There are two main approaches in which plastic moulding simulation can be carried out. In numerical simulation, the physical process of injection mouldingis described to visualize the flow and identify potential defects in the mould like incomplete filling, weld lines and voids. This is done with the help of CAE models. Optimization, another type of simulation, helps simulate different geometrical designs, sprue and gating systems, and optimal flow paths. Today’s plastic moulding software also employ different artificial intelligence based models for optimization that increase the quality of the finished item. Thermal simulation helps in estimating the cycle time and proper formation of the end product. It is important to remember that different plastics exhibit different properties when heated. Their flow can be laminar or non-laminar, and this creates design challenges as well. In particular, simulation helps engineers understand the flow near the mould walls and the kinematics in areas where shear and extensional deformations contribute significantly to the stress.With the rapid progress in hardware capabilities, it is now possible to provide a full 3D simulation of the product or component.
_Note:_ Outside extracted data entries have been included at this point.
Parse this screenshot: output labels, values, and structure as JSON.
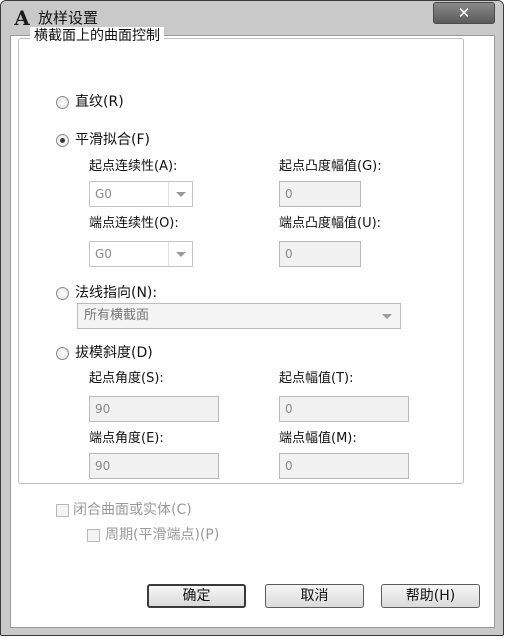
{
  "window": {
    "title": "放样设置",
    "app_icon": "A",
    "close_glyph": "✕"
  },
  "group": {
    "title": "横截面上的曲面控制"
  },
  "options": {
    "ruled": {
      "label": "直纹(R)",
      "selected": false
    },
    "smooth": {
      "label": "平滑拟合(F)",
      "selected": true,
      "start_continuity_label": "起点连续性(A):",
      "start_continuity_value": "G0",
      "start_bulge_label": "起点凸度幅值(G):",
      "start_bulge_value": "0",
      "end_continuity_label": "端点连续性(O):",
      "end_continuity_value": "G0",
      "end_bulge_label": "端点凸度幅值(U):",
      "end_bulge_value": "0"
    },
    "normal": {
      "label": "法线指向(N):",
      "selected": false,
      "dropdown_value": "所有横截面"
    },
    "draft": {
      "label": "拔模斜度(D)",
      "selected": false,
      "start_angle_label": "起点角度(S):",
      "start_angle_value": "90",
      "start_magnitude_label": "起点幅值(T):",
      "start_magnitude_value": "0",
      "end_angle_label": "端点角度(E):",
      "end_angle_value": "90",
      "end_magnitude_label": "端点幅值(M):",
      "end_magnitude_value": "0"
    }
  },
  "checks": {
    "close_surface": {
      "label": "闭合曲面或实体(C)",
      "checked": false
    },
    "periodic": {
      "label": "周期(平滑端点)(P)",
      "checked": false
    }
  },
  "buttons": {
    "ok": "确定",
    "cancel": "取消",
    "help": "帮助(H)"
  }
}
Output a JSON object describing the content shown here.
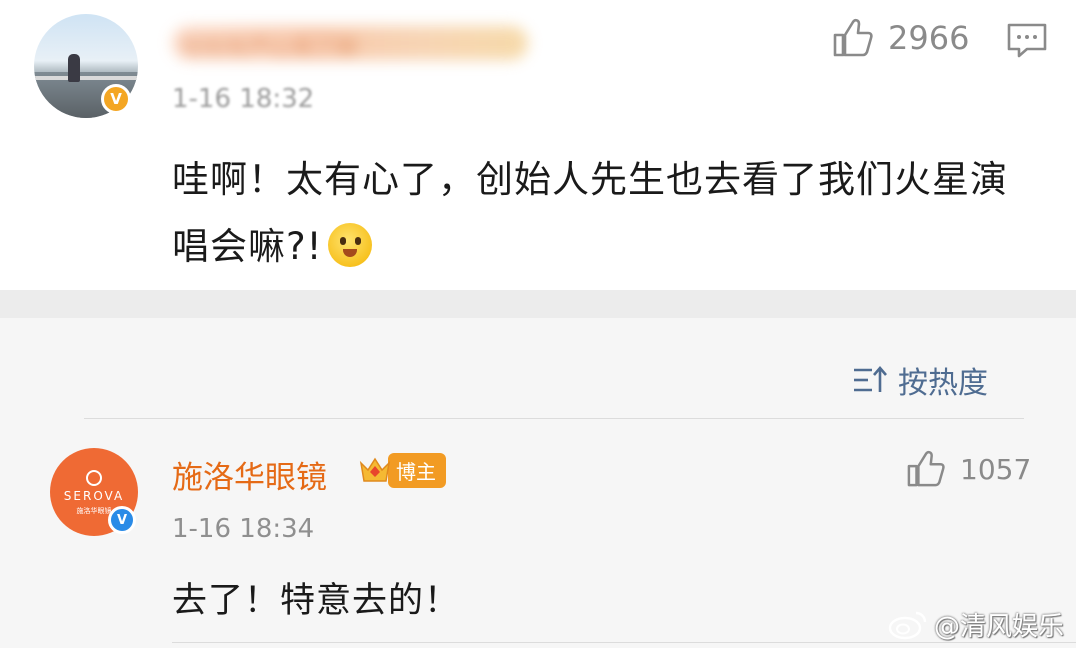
{
  "top_comment": {
    "username": "知知有芦心有了解",
    "time": "1-16 18:32",
    "text": "哇啊！太有心了，创始人先生也去看了我们火星演唱会嘛?!",
    "like_count": "2966",
    "verified_color": "#f4a623"
  },
  "sort": {
    "label": "按热度"
  },
  "reply": {
    "username": "施洛华眼镜",
    "badge_label": "博主",
    "avatar_logo": "SEROVA",
    "avatar_sub": "施洛华眼镜",
    "time": "1-16 18:34",
    "text": "去了！特意去的！",
    "like_count": "1057",
    "name_color": "#e56a16",
    "verified_color": "#2a8be7"
  },
  "watermark": {
    "text": "@清风娱乐"
  }
}
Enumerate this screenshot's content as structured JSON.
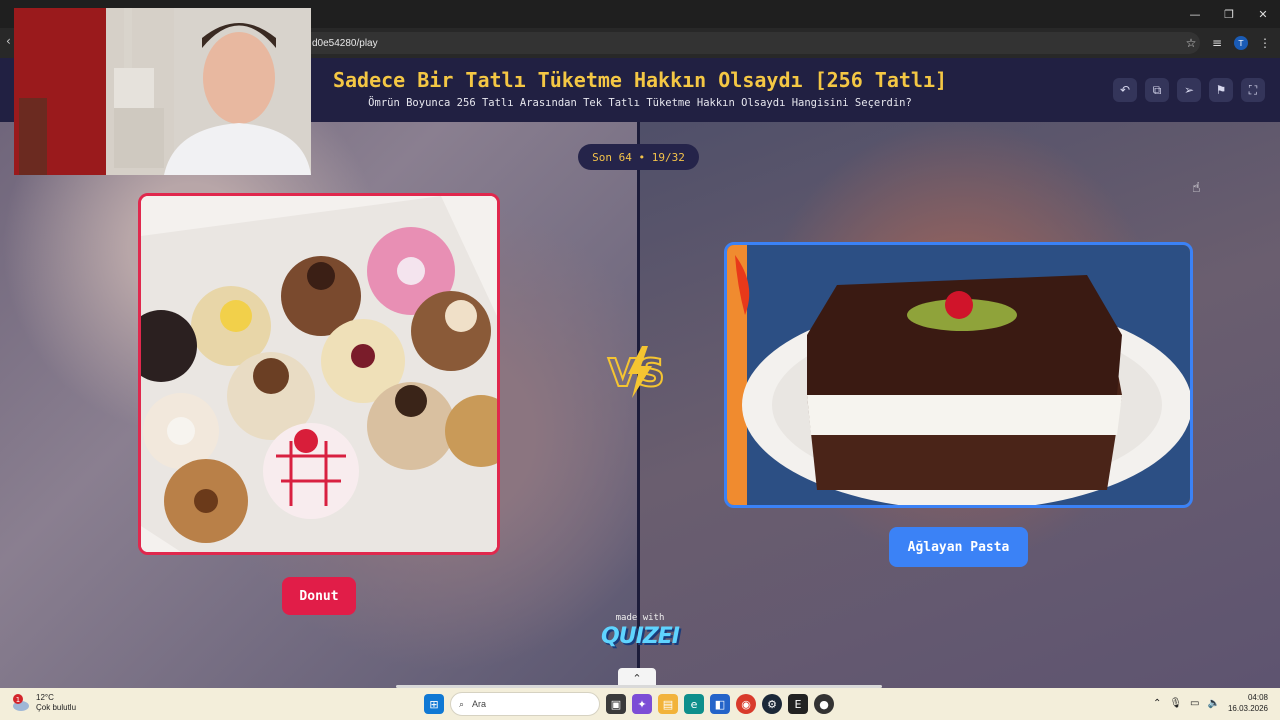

It works very well with thick and solid plastic parts like the dashboard of an automobile, the handles of a plastic chair, electrical connectors, etc.
The success of a moulding process is not only dependent on the choice of the right software, but also on the boundary condition used in the simulation software. As competition intensifies, reliance on cutting edge plastic moulding simulation software is only going to increase, especially in progressive countries like India.